Supported by machine learning, they were able to identify a pattern of DNA methylations that allowed high accuracy in distinguishing between chronically inflamed and malignantly altered tissue samples. First preliminary results suggest that diagnosis could be performed on blood samples.

Cancer of the pancreas or PDAC for short ("pancreatic ductal adenocarcinoma"), has a dramatically poor prognosis. The reasons for this are its usually late detection at an advanced stage, misdiagnosis and its marked resistance to available therapies.

Imaging techniques are usually used for diagnosis. But these have the disadvantage that they cannot always reliably distinguish pancreatic cancer from chronic pancreatic inflammation. Chronic inflammation is considered an important risk factor for pancreatic cancer. About 6 to 9 percent of patients suffering from chronic inflammation of the pancreas later develop pancreatic cancer. But imaging and even ultrasound-guided fine-needle biopsy too often also provide incorrect diagnoses.
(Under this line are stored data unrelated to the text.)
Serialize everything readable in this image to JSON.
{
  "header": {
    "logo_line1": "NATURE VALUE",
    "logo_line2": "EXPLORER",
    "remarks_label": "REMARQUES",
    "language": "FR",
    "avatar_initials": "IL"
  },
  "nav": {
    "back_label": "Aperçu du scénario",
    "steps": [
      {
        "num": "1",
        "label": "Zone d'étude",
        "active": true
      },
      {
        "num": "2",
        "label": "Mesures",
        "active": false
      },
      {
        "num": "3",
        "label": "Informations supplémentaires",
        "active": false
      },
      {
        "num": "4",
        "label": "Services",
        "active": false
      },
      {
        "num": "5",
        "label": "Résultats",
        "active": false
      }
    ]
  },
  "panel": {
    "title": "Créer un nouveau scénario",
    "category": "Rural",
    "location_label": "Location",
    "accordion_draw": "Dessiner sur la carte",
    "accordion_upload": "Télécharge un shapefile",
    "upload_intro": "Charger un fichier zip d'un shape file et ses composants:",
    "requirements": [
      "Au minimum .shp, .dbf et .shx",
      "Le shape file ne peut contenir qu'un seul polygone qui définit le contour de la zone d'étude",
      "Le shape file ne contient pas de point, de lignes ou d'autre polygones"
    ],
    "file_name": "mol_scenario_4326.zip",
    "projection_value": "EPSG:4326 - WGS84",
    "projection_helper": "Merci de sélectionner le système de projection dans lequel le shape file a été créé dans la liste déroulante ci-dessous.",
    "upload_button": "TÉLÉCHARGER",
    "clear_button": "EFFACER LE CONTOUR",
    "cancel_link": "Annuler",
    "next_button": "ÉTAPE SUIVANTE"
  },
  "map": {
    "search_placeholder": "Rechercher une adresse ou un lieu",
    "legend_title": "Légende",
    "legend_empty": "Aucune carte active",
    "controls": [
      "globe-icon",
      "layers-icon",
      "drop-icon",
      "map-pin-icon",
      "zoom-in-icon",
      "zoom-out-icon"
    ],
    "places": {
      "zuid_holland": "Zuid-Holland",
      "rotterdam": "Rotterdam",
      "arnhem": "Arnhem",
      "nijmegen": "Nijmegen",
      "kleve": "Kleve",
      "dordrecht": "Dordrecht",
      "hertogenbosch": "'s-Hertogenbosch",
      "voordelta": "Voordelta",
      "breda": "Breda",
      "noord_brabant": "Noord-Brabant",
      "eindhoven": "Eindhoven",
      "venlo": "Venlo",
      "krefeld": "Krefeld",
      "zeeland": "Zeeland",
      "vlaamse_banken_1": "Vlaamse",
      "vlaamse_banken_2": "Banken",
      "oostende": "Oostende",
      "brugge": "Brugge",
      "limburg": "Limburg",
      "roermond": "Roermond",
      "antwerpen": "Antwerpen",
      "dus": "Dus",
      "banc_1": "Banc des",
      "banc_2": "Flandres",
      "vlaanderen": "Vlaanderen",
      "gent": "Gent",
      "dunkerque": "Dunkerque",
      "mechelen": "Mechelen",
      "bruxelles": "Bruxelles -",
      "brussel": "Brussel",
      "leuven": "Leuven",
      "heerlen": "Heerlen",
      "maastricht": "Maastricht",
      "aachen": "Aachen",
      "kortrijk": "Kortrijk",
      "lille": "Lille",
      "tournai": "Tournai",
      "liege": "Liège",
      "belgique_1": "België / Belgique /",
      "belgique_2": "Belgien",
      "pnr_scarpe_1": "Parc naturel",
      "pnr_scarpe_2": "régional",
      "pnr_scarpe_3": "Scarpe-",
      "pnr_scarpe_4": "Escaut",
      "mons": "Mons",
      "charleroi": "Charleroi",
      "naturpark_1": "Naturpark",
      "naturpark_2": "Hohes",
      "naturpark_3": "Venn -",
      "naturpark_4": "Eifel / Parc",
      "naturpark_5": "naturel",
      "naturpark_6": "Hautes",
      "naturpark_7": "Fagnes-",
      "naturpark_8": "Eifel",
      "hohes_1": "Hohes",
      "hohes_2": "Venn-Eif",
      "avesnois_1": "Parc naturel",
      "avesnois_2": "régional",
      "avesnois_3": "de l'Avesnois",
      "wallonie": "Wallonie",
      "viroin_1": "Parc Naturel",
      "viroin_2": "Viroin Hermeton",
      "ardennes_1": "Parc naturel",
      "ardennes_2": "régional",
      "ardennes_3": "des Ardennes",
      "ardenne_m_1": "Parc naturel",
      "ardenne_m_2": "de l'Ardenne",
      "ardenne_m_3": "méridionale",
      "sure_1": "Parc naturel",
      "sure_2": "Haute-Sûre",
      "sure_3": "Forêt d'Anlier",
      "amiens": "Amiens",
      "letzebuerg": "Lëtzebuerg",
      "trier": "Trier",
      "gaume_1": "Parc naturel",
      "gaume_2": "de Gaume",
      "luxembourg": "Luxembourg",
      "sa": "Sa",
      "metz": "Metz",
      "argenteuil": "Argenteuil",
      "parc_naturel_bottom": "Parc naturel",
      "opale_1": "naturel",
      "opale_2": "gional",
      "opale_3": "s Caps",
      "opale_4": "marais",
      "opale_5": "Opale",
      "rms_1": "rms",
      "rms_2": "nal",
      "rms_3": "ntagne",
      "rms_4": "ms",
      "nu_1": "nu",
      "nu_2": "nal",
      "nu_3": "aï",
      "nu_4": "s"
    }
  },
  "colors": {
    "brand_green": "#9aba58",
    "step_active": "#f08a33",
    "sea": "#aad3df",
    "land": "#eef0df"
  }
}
"This is dramatic for the patients: if a malignant tumor is misdiagnosed as chronic inflammation, they lose valuable time to treat the disease. However, if doctors mistakenly think an inflammation is a carcinoma, the patient has to undergo a serious surgical intervention unnecessarily," says Jörg Hoheisel of the German Cancer Research Center.
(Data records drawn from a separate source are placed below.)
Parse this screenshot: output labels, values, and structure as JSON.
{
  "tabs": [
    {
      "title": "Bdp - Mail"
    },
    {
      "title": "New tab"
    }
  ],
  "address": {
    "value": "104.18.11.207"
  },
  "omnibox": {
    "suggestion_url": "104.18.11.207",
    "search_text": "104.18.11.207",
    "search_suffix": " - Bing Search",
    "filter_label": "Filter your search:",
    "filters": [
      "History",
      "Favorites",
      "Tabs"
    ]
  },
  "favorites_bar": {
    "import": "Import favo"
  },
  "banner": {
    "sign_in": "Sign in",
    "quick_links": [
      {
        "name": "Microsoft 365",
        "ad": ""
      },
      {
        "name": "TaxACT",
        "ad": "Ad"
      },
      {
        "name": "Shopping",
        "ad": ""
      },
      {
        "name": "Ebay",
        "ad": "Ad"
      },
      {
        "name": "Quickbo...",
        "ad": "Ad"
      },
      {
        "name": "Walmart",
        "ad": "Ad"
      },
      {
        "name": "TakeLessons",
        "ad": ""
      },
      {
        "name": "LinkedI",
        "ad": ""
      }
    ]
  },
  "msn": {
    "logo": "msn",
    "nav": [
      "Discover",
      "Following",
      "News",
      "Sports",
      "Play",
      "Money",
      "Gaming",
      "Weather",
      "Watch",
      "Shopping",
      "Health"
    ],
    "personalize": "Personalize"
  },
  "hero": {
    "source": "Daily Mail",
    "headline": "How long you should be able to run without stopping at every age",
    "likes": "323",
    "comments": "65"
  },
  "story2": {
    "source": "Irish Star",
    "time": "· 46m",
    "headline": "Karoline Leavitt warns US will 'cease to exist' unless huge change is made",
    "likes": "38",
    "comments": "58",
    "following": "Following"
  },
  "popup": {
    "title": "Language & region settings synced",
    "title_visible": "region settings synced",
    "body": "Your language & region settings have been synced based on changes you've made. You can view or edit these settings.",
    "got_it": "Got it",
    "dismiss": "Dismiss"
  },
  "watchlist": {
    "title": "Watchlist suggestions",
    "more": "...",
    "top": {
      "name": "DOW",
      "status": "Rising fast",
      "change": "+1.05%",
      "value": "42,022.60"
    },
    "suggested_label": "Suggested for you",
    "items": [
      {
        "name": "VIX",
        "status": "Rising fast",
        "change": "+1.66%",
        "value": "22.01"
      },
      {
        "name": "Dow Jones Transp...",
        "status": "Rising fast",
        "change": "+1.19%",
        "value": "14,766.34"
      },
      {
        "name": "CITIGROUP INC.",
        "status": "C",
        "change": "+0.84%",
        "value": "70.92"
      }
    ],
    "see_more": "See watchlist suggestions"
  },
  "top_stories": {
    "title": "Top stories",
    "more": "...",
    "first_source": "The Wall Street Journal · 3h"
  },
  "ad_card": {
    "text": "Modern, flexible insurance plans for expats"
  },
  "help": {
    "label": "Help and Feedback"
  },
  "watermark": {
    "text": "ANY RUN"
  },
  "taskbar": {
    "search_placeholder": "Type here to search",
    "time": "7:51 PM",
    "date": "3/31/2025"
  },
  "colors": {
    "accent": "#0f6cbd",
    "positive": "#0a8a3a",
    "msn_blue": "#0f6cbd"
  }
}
To improve this situation and find molecular markers to arrive at more precise differential diagnoses, Hoheisel has now joined forces with physicians at Surgical University Clinic Heidelberg to conduct a large-scale study of pancreatic tissue samples. The team analyzed 345 tissue samples (PDAC, chronically inflamed and healthy), and then validated the results on an independent set of 48 additional samples. Prior to this, the material used had been independently assessed twice by experienced pathologists.

The analysis included genome-wide variations in DNA methylation as well as mRNA and microRNA amounts. To filter out relevant differences between malignant tumors and chronic inflammation from the wealth of data, the researchers used machine learning approaches. Other, commonly used methods did not yield useful results. It turned out that differences in DNA methylation allowed substantially higher accuracy with far fewer biomarkers than the mRNA or microRNA data.

A signature of six methylation positions in the PRKCB gene provided the clearest discrimination. This allowed correct identification of inflammatory and malignant tissues.

For clinical use, it would be more advantageous if the analyses could be performed on blood instead of tissue samples. Such blood analyses, which detect the small amounts of DNA that circulate in the blood, are also known as "liquid biopsy."

The Heidelberg team therefore also applied the six methylation markers to a small number of blood samples from patients with chronic pancreatitis or pancreatic cancer to demonstrate their applicability in blood as well. As previously in tissue, the methylation markers were able to diagnose patients with high accuracy.

"Of course, the procedure must be validated on a large number of blood samples and confirmed in a trial under clinical conditions in order to finally assess its actual benefit for clinical practice," says Jörg Hoheisel, senior author of the publication. "If the result is confirmed in this process, it could have a significant impact on clinical care and patient prognosis."

Hoheisel assumes that the algorithm developed for this data analysis can also be helpful in the search for biomarkers for other diseases.

The paper is published in the journal Gut.